Sempre me impressionou quão lentamente a nave se move inicialmente enquanto luta contra a gravidade para alcançar o céu. Passamos pelos gigantescos portões do silo de lançamento, a não mais que vinte milhas por hora, direto para cima. Sessenta segundos depois, Ordos não é nada além de um borrão de uma coluna cinza no meio da amarronzada planície mongoliana.
“ETA[3] até a brecha variável, seis minutos.” Tina reporta. “A brecha fechará em seis minutos e quarenta e cinco segundos.”
“E eu pensando que isso ia ser apertado.” Digo, mais para beneficio da tripulação. O humor ameniza a tensão.
Então, Tina produz um ruído estranho, como se tivesse se engasgado. “Espera. Nossa velocidade está divergindo do plano de voo. Um por cento. Dois. Não estamos acelerando o quanto supostamente deveríamos.
“Propulsor operando ok.” Pavel procurando algo freneticamente nas telas de todos monitores. “Espera, estamos duzentos quilogramas sobrecarregados.”
“Que merda é essa?” Posso escutar ecos vindos do Comando de Lançamento incrédulos pelo meu fone. “Preparar para aceleração; Vou forçar o propulsor e ver se conseguimos compensar a massa extra. Pavel escaneie a nave.”
“Trabalhando nisso.”
A nave acelera quando ponho mais Energia Primordial no motor. Todos na ponte de comando respiram com dificuldade devido às esmagadoras forças G. Uma constelação de luzes de alerta brilham por todo painel de instrumentos.
“Aceleração excedendo ao planejado” Tina reporta nervosamente. “Chegaremos à brecha, mas... teremos muito pouco espaço para manobrar, Capitão.”
Seguro o manche entre meus joelhos. “É exatamente isso que faz a montanha-russa divertida.”
“Capitão, a massa não contabilizada está no compartimento dos veículos de exploração.” Pavel resmunga devido a aceleração. “A espectroscopia preliminar sugere… cerâmica e carbeto de tungstênio. Duzentos quilogramas, o que é isso? Uma bateria extra para os veículos?”
“Não,” Giro as câmeras internas para o compartimento. “Duzentos quilogramas de cerâmica e carbeto de tungstênio… e um pouco de carne dentro… um traje de combate da Iteração X clandestino.” Pressiono o intercomunicador para transmissão. “O que está fazendo aí atrás, Silver?”
Atrás de um veículo atarracado, Oficial Silver está caída contra à parede, comprimida ali pela propulsão da nave. “Sei que é um pouco tarde,” ela murmura, “mas… permissão para subir a bordo, Capitão?
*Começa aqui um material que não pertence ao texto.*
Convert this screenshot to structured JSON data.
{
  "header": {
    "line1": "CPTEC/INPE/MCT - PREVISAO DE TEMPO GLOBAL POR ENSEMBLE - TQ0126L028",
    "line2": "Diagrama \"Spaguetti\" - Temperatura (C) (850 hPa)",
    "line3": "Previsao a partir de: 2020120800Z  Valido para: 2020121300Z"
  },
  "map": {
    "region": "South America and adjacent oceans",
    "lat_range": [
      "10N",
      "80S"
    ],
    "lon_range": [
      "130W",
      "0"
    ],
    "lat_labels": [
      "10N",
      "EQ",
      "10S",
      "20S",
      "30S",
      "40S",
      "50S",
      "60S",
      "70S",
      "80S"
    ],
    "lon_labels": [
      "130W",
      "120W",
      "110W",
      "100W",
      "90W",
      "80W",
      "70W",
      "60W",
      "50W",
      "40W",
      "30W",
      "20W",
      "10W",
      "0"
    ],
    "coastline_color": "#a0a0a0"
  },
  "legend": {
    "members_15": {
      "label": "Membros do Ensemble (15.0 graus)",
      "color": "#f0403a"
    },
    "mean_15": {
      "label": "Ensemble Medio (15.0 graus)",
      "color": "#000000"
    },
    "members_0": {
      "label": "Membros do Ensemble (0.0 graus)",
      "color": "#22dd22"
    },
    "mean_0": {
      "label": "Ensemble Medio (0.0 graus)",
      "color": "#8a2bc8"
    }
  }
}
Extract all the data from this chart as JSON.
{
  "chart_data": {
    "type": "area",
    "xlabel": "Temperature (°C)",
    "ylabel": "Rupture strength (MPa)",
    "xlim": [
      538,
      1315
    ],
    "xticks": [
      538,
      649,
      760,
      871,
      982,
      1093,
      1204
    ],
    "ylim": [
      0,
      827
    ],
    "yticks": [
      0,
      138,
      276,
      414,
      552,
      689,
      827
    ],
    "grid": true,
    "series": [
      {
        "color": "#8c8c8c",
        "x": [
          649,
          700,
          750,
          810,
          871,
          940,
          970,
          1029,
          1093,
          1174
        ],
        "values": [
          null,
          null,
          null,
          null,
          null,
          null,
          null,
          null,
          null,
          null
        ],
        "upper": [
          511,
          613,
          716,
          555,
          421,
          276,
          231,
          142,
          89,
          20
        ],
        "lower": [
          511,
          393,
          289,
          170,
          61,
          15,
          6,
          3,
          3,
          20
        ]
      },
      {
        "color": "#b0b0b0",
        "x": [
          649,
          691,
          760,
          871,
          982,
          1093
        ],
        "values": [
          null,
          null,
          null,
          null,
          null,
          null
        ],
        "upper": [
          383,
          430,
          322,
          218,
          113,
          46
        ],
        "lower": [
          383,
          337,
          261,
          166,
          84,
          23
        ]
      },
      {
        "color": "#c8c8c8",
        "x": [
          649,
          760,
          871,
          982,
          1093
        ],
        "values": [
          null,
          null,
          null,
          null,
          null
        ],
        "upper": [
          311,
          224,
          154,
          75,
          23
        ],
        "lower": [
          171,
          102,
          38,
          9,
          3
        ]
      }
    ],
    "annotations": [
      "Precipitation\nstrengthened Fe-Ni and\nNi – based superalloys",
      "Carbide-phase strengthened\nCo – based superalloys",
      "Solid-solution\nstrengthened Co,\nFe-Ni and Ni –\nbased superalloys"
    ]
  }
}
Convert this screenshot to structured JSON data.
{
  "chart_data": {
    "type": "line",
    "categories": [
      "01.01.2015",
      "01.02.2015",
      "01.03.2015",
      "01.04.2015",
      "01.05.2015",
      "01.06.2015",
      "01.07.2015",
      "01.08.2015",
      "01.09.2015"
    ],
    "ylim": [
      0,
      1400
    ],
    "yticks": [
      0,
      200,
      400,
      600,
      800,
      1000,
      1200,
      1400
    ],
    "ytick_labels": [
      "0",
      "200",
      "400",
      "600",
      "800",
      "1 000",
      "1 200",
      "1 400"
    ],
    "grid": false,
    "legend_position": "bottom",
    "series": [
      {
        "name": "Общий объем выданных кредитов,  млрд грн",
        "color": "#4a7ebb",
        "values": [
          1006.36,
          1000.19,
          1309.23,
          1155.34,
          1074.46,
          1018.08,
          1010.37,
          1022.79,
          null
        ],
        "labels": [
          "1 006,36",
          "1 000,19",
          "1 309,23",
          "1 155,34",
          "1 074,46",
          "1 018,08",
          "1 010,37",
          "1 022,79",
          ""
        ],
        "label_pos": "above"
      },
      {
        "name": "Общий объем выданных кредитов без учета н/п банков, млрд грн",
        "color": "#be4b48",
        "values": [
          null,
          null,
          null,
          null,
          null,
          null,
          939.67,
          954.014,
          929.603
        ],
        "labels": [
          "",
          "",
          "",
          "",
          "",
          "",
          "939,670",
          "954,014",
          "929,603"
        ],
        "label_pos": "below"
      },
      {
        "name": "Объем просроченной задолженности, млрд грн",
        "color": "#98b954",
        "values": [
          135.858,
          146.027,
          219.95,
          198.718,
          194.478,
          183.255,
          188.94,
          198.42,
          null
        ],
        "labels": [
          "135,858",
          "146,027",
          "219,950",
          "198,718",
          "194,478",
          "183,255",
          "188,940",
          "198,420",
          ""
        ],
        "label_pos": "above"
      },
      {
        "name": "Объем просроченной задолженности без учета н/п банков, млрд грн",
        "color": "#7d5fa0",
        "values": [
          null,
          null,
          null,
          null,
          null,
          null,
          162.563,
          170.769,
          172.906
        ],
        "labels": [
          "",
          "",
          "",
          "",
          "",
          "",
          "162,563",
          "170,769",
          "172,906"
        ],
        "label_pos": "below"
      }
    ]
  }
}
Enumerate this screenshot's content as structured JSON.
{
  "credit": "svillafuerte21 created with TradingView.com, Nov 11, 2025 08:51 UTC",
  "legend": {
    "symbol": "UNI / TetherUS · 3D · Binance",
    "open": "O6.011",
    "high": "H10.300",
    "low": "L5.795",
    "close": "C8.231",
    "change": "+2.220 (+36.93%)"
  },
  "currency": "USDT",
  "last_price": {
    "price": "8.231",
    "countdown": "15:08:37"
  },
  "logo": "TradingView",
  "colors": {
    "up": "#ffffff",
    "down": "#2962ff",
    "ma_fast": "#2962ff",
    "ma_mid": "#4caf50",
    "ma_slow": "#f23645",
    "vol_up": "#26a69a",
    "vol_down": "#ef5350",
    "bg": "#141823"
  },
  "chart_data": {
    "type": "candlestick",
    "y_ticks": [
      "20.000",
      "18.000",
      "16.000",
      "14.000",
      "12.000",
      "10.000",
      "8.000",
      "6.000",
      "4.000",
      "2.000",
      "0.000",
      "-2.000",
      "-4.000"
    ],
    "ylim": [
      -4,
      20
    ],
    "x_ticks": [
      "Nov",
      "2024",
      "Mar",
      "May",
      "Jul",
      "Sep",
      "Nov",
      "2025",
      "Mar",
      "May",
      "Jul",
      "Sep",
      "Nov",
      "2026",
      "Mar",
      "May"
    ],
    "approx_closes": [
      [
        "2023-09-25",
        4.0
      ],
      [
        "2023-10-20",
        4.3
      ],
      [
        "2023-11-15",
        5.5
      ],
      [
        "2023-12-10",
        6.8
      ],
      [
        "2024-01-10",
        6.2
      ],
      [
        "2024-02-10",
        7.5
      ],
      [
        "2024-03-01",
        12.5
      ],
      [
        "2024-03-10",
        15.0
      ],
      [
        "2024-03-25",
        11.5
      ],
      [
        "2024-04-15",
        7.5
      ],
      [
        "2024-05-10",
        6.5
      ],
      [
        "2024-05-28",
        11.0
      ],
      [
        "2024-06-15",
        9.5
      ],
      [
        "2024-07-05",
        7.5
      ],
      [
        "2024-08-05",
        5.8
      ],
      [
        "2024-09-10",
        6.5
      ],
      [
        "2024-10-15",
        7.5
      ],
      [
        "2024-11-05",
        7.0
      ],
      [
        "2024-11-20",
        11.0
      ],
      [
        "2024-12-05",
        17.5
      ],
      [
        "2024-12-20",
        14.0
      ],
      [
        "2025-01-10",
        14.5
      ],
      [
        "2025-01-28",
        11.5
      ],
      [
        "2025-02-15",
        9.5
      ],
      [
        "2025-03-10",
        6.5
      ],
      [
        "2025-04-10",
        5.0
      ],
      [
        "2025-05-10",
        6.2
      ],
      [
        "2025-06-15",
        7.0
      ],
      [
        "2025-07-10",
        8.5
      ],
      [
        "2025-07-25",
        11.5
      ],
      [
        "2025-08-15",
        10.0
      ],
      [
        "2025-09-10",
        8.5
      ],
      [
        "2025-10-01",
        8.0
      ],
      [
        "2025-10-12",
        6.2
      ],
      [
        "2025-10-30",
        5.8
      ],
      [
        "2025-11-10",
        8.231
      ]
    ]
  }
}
Sua viseira abre, e apesar da careta, devido à aceleração, ela consegue piscar.
Anselm se inclina o máximo que pode sob seu cinto para fazer um preocupado contato visual comigo. Põe seu headset no mudo, mas não diz nada. Esperando por uma ordem minha. Ao invés disso, lhe devolvo o olhar. Ele assente com a cabeça.
“Bem vinda a bordo, Oficial.” Troco a tela principal para exibir os campos do subespaço à frente. O painel que surge diante de nós enquanto nos aproximamos da Anomalia Dimensional, com um buraco minúsculo que se distorce e se move ao longo das linhas de força dimensional. Nossa janela de lançamento. “Segurem-se em algo se puderem. Nossa estrada acaba de ficar acidentada.”